Apie Begay

Apie Begay was a Navajo painter and performer in the to the fore 20th century who resided and created art close the Pueblo Bonito trading pronounce in the western allowance of present-day New Mexico. He is considered the first Navajo artist to create works following European-style materials such as crayons and colored pencils. Begay's do something has been published widely and is in the enduring collections of institutions including the Museum of New Mexico and the Fred Jones Jr. Museum of Art.

Begay's birthdate is unknown. His name Begay Apie means "Son of Milk."

In 1902, anthropologist Kenneth Milton Chapman visited the Navajo region and heard very nearly a man "who does nothing ... for he is an artist." Chapman was intrigued and sought out this artist, eventually finding Begay in his hogan using red and black pigments to recreate spiritual Navajo sandpainting. Chapman gave him a box of crayons to money occurring front his color palette, and Begay speedily incorporated this broader range into his work.

Chapman well along wrote of this meeting, "One of the clerks showed us some drawings of Navajo dance groups, made by a Navajo artist, with pencil, on cardboard salvaged from paper boxes. I gave the artist, Apie Begay, some good paper, and lent him my box of ten colored pencils, the first he had ever seen. Apie made three drawings for me that have been described and exhibited several become old as the primordial known examples of Navajo art produced afterward white man's materials."
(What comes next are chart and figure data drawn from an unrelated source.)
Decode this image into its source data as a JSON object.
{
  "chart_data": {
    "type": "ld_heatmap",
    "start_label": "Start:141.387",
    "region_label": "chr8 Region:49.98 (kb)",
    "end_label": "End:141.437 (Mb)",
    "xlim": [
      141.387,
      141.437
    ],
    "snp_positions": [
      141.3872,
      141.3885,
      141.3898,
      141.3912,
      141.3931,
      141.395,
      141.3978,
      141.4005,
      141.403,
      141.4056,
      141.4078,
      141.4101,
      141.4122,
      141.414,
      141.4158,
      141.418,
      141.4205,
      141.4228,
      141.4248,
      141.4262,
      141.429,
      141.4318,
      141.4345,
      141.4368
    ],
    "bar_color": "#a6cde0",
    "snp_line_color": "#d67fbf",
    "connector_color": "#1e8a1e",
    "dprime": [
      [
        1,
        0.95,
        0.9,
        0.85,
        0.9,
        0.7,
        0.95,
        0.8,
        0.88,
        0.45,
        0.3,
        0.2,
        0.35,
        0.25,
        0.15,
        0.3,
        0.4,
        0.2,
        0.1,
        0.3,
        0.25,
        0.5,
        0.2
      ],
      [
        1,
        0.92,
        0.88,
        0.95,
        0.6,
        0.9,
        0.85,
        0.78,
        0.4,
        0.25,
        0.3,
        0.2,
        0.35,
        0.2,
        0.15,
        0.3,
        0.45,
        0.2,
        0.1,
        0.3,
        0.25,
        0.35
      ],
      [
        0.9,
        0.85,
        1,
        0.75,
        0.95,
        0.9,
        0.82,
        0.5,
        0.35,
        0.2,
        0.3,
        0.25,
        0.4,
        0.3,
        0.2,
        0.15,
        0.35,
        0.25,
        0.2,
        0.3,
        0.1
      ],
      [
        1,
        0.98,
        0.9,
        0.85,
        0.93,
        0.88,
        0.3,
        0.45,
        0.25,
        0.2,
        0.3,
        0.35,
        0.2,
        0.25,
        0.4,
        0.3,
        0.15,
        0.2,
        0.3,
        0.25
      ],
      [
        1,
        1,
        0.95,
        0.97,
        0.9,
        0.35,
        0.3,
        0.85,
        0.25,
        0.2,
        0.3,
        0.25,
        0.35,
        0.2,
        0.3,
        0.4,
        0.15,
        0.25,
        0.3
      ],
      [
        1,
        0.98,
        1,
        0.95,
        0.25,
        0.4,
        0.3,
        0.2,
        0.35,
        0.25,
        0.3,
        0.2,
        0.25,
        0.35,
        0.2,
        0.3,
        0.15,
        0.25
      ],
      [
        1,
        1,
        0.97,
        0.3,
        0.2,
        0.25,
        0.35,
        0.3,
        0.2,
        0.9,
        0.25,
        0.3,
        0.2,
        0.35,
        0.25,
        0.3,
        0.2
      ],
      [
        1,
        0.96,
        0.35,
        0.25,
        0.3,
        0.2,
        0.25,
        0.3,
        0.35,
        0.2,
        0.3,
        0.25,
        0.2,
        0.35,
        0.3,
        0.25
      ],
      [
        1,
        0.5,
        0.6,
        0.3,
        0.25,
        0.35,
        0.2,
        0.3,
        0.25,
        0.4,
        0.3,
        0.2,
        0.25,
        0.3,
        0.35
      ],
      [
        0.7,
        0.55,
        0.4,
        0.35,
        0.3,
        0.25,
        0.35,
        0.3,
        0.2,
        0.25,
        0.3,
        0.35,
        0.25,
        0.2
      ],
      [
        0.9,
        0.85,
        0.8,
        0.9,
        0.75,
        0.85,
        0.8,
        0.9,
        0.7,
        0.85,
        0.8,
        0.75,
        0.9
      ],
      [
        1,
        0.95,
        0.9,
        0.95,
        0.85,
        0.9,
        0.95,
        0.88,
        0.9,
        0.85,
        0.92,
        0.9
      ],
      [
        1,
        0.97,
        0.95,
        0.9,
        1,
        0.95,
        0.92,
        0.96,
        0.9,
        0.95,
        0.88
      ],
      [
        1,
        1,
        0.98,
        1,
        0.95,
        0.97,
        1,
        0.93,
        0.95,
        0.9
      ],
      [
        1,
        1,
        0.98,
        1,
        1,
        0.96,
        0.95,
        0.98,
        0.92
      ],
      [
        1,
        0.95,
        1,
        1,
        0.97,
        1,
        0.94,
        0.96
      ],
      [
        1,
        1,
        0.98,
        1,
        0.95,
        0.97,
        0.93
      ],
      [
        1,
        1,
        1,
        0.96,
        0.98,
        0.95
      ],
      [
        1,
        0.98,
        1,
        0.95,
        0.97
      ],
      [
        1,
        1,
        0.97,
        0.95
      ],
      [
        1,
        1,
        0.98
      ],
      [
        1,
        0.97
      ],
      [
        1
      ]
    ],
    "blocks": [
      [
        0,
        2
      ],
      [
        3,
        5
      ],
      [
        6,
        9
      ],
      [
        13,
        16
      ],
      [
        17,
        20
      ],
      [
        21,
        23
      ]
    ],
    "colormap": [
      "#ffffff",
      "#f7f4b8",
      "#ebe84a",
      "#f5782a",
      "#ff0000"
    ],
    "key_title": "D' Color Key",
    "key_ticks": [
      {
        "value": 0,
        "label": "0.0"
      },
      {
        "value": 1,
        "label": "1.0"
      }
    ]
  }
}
Begay created several works upon commission for Chapman. Some scholars declare this the coming on of "Anglo sponsorship" of original art.

Begay's date of death is furthermore unknown, though sources say he died "many years before 1936."

Begay was encouraged, as were nearly whatever Navajo artists of the time, to bend his art style to meet more European sensibilities, but he resisted this shift and retained his more established imagery and styles instead. White critics often found oddity with this; in 1973, for instance, Clara Lee Tanner wrote of Begay, "Apie Begay illustrates skillfully the difficulties a primitive performer has in breaking away from standard tools and materials and in attempting to use equipment and techniques which are partially or even totally strange to him." Three years later, Cherokee-passing white writer Jamake Highwater wrote that Tanner's assessment was "a rather condescending conclusion."

By 2009, scholar Tom Holm called Begay "the father of campaigner Navajo painting." Begay's paintings based upon traditional culture but directed at a non-Native audience have been described as "the beginning of Native modernism".